In the context of a humanities classroom, students can engage with ideas and culture in a hands-on way as they figure out how to arrange and interpret digital objects. Curating digital material into meaningful collections has become a critical skill, not just for libraries figuring out how to organize and preserve digital content, but also for each of us trying to deal with information overload and filter failure in our own lives.
I propose a session in which we discuss how digital curation, broadly conceived, can be used in teaching. Our goal will be to assemble a collection of assignment case studies and tool reviews that can be shared with the larger group.
Participants will be invited to share:
- Assignment Case Studies: What are good examples of assignments that involve organizing digital content, and what challenges can they sometimes present? For example, a case study could feature an assignment based around student-contributed content that requires an instructor to figure out ways to manage it so that it serves a pedagogical goal and doesn’t just end up becoming an overwhelming mass of disjointed material.

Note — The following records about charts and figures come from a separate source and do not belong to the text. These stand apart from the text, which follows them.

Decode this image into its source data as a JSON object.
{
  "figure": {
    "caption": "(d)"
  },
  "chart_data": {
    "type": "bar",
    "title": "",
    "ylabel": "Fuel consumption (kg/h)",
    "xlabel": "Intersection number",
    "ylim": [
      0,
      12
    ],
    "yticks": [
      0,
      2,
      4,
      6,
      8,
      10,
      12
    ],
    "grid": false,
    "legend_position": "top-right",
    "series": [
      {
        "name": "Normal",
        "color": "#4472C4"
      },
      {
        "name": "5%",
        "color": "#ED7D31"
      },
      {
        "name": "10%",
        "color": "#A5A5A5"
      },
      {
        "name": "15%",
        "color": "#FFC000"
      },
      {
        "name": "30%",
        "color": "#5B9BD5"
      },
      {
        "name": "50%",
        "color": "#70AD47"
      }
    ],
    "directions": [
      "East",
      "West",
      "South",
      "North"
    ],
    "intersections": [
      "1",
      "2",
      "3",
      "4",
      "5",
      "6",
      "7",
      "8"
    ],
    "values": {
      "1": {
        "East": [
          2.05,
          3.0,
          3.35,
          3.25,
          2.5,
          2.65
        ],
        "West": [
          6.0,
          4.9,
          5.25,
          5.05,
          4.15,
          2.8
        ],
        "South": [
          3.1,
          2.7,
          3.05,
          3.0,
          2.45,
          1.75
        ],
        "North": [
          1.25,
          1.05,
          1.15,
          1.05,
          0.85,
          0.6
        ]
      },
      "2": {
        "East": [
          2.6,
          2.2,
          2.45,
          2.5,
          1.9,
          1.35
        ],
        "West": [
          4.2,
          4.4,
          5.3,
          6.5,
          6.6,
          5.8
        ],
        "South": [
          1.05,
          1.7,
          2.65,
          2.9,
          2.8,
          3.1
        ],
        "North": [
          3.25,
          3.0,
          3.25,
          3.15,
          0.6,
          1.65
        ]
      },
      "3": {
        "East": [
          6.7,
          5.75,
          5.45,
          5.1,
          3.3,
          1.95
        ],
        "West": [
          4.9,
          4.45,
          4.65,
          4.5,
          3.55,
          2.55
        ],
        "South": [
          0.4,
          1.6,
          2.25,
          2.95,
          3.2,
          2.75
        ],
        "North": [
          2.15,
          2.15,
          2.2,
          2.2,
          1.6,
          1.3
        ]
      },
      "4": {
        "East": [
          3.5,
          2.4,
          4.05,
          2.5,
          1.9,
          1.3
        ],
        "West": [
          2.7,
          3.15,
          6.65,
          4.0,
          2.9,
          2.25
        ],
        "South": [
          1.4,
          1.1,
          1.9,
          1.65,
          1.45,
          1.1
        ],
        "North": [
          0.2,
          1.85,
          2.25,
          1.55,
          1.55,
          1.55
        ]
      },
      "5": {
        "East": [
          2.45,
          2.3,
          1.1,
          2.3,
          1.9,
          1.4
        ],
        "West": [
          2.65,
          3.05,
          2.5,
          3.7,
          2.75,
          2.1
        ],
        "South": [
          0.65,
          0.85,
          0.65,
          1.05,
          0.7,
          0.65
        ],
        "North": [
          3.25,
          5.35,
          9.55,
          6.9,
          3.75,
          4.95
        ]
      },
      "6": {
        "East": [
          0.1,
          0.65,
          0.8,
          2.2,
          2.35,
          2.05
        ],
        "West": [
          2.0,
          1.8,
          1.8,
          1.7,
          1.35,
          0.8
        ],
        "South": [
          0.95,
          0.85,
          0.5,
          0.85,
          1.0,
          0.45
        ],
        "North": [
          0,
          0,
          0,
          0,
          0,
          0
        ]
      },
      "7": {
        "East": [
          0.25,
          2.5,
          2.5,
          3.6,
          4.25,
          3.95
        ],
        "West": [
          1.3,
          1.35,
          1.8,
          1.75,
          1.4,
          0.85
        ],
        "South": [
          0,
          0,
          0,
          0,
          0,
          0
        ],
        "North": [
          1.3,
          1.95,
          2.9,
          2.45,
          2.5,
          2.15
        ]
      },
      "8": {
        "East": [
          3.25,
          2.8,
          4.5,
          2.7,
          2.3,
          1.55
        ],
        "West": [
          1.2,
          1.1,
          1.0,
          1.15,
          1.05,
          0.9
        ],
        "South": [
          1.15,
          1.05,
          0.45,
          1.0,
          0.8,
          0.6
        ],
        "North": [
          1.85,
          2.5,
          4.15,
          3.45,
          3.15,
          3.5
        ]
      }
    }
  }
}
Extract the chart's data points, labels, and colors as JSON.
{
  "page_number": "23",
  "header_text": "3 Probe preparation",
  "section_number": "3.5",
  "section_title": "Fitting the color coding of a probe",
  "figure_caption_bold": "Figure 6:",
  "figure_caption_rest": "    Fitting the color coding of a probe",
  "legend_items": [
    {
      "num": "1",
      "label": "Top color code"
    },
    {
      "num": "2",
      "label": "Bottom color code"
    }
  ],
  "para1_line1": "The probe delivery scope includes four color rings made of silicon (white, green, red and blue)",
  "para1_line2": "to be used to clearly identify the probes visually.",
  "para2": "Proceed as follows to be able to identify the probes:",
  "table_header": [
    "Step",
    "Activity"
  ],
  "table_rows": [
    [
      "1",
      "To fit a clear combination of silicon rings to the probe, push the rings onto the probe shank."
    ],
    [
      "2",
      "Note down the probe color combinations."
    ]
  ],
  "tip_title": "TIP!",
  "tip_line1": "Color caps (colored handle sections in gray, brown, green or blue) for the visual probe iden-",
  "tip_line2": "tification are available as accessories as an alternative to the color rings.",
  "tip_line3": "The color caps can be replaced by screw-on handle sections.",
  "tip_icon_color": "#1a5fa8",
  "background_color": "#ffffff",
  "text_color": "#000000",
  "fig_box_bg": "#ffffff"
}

- Tools: What tools are good for creating digital collections in a classroom setting? This could included tools for curating social media and other web-based content (Storify, Scoop.it, Diigo, etc.) or other tools that draw on library resources (Artstor, for example) or digitized primary sources. For example, at Boston College we are using MediaKron, a tool we developed to help faculty collect and organize multimedia content for teaching that has created new opportunities for students to gather material as part of the learning process.